It’s been reported this week that, as he did with his Inaugural inclusion of anti-homosexual Rev. Rick Warren (and as I figured), President Obama has thrown gays ‘under the bus,’ as the saying goes. In the wake of the furor over theocrat Rev. Warren’s participation in the swearing-in of the nation’s new president, the administration leaked that they were considering allowing gays in the military, which recalls the last time a liberal Democratic president disavowed gays when Bill Clinton instituted the irrational and unjust ‘Don’t Ask, Don’t Tell’ policy of dishonesty and repression. Now comes word that change will not occur. Apparently, Obama represents change from partial theocracy to more theocracy. Unlike President Harry Truman, who racially integrated the United States Army (and dropped the atomic bomb, twice) without hesitation, Obama favors more of the same irrational ideas in government. Gays are not a demonstrable threat to our military’s proper purpose—defense of the nation—and improper conduct is already prohibited. Gays, and all Americans, who were silent while the vile Rev. Warren basked in Obamamania aided an ominous threat to their own individual rights.

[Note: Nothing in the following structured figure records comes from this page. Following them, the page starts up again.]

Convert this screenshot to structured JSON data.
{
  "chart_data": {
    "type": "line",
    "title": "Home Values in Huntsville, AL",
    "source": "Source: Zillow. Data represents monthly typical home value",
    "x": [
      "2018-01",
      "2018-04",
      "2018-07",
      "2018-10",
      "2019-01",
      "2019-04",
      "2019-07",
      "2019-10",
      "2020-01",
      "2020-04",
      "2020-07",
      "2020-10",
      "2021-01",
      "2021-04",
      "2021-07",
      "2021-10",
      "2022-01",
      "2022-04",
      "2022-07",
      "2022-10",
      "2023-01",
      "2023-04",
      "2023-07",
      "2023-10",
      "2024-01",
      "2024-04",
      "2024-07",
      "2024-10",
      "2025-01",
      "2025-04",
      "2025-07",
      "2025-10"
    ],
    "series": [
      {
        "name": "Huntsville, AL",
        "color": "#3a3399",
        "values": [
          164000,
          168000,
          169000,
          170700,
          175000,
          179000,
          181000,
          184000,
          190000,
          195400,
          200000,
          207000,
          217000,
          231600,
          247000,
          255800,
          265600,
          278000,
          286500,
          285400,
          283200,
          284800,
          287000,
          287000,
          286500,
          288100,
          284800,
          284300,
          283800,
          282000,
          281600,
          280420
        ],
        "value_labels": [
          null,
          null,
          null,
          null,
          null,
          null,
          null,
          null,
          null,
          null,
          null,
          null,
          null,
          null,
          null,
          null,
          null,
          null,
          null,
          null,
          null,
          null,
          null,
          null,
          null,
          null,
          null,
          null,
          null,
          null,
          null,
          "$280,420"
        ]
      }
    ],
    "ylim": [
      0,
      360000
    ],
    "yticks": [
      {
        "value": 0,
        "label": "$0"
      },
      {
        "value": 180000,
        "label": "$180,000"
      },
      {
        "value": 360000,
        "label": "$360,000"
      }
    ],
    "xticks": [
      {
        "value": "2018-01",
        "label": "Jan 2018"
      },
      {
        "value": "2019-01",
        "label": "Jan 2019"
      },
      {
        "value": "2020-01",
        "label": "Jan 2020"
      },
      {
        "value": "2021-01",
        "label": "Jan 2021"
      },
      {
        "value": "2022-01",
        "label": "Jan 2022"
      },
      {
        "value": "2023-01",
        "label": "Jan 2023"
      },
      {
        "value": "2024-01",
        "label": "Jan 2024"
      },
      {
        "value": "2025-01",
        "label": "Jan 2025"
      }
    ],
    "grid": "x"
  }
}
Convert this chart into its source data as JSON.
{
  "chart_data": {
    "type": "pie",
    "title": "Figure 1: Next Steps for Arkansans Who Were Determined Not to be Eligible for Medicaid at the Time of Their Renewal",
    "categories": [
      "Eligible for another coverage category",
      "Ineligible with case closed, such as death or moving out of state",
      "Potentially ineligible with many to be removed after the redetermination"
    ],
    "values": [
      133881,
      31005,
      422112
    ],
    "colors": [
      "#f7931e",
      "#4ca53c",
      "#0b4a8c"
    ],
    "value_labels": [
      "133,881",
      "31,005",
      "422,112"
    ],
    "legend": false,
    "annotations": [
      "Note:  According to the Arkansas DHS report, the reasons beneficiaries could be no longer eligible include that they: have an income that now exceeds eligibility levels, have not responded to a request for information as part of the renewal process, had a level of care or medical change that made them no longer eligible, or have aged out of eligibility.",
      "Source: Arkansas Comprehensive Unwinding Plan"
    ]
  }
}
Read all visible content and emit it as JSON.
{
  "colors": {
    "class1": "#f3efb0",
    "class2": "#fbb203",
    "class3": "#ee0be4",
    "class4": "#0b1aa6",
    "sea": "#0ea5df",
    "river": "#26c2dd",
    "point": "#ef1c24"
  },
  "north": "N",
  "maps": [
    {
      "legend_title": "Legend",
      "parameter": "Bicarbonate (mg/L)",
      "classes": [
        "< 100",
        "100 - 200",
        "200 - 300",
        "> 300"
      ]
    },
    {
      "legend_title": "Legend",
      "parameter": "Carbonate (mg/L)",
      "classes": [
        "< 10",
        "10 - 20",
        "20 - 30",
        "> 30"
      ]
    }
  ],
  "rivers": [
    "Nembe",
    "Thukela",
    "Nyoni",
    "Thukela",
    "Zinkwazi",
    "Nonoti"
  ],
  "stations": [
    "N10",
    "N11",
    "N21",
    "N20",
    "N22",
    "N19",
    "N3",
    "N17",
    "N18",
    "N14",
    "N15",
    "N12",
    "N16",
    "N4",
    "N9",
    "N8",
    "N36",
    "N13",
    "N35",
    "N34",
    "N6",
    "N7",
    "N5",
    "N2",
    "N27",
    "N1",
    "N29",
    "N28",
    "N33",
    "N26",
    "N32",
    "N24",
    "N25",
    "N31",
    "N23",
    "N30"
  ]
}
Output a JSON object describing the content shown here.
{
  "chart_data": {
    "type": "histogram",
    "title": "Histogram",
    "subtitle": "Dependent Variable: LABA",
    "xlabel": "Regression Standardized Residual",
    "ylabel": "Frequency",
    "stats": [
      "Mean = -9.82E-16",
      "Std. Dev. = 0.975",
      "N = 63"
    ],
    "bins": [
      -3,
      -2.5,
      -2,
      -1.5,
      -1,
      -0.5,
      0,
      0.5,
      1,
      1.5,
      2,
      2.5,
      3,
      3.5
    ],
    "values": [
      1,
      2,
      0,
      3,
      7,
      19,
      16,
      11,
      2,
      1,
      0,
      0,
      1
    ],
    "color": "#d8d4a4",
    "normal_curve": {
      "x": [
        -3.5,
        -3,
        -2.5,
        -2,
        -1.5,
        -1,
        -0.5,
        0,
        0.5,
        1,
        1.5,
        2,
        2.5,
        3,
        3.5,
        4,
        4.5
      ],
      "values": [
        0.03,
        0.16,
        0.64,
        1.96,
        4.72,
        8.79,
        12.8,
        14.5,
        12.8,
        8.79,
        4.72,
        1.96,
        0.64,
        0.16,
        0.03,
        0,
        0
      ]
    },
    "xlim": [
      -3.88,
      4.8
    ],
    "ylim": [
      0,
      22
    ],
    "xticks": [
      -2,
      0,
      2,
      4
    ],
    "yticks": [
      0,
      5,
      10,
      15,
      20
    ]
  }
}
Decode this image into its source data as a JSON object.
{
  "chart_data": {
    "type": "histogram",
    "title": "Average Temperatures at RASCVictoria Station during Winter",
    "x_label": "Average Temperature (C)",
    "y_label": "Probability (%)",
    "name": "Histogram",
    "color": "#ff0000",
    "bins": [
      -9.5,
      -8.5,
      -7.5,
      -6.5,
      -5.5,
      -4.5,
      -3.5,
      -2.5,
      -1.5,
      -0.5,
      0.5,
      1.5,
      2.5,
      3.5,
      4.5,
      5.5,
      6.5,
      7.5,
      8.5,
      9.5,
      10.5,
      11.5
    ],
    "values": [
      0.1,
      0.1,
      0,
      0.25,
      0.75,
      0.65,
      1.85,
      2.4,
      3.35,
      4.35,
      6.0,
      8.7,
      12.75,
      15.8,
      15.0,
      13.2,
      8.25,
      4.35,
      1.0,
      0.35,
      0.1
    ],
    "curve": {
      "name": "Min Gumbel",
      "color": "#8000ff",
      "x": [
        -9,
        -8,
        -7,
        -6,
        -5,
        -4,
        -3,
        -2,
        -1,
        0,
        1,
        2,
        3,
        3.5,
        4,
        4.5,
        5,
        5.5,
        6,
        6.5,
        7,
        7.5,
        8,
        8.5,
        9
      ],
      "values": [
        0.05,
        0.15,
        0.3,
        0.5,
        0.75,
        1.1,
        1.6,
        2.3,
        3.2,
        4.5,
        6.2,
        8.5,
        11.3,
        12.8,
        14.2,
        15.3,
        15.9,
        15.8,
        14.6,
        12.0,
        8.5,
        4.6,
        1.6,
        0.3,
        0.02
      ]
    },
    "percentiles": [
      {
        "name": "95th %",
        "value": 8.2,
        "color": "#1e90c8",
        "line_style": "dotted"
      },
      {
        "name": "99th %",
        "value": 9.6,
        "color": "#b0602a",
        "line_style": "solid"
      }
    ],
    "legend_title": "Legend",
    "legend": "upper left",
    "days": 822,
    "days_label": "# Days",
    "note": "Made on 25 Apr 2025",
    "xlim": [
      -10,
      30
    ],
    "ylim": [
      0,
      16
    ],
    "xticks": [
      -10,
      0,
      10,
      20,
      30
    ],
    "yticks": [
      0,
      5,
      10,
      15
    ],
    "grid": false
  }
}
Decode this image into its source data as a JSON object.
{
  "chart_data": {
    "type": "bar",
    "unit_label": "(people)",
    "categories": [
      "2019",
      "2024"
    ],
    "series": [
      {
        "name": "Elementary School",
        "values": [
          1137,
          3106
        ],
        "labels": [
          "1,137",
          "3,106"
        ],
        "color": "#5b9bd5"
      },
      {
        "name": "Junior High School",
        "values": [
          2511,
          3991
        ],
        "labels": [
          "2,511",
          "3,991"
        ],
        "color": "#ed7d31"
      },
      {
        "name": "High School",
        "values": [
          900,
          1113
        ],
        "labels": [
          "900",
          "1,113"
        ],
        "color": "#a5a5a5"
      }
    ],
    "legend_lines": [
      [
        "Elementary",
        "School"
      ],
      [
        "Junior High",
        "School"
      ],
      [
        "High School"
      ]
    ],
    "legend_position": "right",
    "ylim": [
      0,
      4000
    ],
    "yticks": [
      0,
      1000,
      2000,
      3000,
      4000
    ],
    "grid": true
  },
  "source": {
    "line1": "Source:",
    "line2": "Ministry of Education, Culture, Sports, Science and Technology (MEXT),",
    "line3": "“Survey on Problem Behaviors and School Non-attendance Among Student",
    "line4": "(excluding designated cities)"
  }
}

Speaking of Obama, I think his proposed spend-u-lus scheme is a disaster that will lead us toward economic Depression. Though Judeo-Christian socialist Republicans during the Bush administration caused this recession with their own Big Government schemes, Obama and the Democrats are making matters worse—and inflammatory talk radio host Rush Limbaugh is a lone voice of opposition. This Obama seems to grasp, singling Rush out for criticism—an alarming statement of opposition to a broadcaster from the nation’s top government official—and leading to an interesting segment on MSNBC’s Hardball, which aired an advertisement denouncing Rush as the leader of the Republican Party. On this issue, whatever the actions of Republicans, who stand for nothing, Rush has tapped the public’s opposition to National Socialism (bailouts, TARPs, nationalization of banks).
Hardball host Chris Matthews, who continues to speak his indepdendent mind, is exploring the possibility of making a movie based on his 1997 Free Press book about the 1960 Kennedy-Nixon presidential debate, according to what I’ve heard through the grapevine. Of course, MSNBC is part of NBC Universal, which—until that business, too, is nationalized by the state or restricted from exercising its right to free speech—makes what are often good movies through its Universal Pictures studio. One of those movies is director Ron Howard’s outstanding Frost/Nixon.